2022 ne bat toutefois pas le record datant de 2017. Au second tour de l'élection présidentielle 2017, le vote blanc ainsi que le vote nul avaient dépassé le record précédent remontant à l'année 1969. Ainsi, plus de trois millions de Français avaient voté blanc, et plus d'un million avaient voté nul. Le vote blanc concernait 6,4% des inscrits sur les listes, et 8,5% des votants, tandis que le vote nul concernait 2,2% des inscrits, et 3% des votants. Quant à elle, l'abstention avait atteint 25,4%, soit un quart des inscrits sur les listes électorales (d'où le décalage entre le pourcentage de votes parmi les inscrits et les votants).

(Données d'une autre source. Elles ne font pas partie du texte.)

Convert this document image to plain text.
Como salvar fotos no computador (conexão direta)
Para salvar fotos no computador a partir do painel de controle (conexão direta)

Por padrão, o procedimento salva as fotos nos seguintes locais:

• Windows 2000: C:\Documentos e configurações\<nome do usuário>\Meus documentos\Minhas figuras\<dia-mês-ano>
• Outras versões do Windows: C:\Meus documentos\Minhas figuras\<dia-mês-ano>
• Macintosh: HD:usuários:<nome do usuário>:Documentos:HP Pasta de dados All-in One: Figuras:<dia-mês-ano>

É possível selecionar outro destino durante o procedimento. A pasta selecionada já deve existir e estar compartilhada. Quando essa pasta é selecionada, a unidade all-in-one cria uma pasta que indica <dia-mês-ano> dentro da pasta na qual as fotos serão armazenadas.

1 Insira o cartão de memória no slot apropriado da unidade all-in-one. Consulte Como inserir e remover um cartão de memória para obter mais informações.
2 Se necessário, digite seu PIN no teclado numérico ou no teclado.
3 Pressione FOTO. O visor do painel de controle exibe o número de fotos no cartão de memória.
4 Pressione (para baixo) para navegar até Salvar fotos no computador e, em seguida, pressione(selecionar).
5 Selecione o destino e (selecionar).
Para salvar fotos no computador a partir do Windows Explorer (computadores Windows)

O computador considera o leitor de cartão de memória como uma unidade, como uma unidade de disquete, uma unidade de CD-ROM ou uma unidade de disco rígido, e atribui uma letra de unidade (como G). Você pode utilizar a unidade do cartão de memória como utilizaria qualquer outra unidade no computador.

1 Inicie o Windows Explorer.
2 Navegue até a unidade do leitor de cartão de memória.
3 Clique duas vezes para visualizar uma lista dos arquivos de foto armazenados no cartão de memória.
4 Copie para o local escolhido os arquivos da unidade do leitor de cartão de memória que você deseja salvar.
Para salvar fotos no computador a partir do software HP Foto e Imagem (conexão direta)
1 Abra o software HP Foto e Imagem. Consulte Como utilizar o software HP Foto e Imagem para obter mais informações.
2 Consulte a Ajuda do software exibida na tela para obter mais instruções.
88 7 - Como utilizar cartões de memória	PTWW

Quelles sont les différences entre l'abstention, le vote blanc et le vote nul ? L'abstention correspond au fait de ne pas se rendre dans les urnes, et a déjà comptabilisé 26,3% des Français en âge de voter au premier tour, soit 12,8 millions de personnes. Le vote blanc consiste à se rendre en bureau de vote mais à glisser un bulletin blanc dépourvu de tout nom ou à déposer une enveloppe vide dans l'urne. Ce geste est vu comme la démonstration d'un intérêt pour la vie politique du pays ou la réalisation de son acte citoyen, mais permet de marquer son insatisfaction vis-à-vis de l'offre politique, qui n'a pas convaincu. Enfin, le vote nul réunit les bulletins de vote déchirés ou annotés. Au premier tour de l'élection présidentielle 2022, 1,1% de personnes ont fait le choix du vote blanc, et 0,5% des votes recensés étaient nuls.

Il faut garder en tête que le vote blanc est un choix politique à la différence du vote nul qui n'est pas comptabilisé et de l'abstention qui peut traduire l'incapacité à se rendre aux urnes ou être un acte politique pouvant signifier le rejet d'une élection plus que celle des candidats. Parmi ces trois comportements, seul le vote blanc est reconnu, et ce depuis la loi du 21 février 2014, mais prudence car s'ils sont bien décomptés lors du dépouillement, les votes blancs ne sont pas pris en compte dans les suffrages exprimés et donc dans le résultat de l'élection.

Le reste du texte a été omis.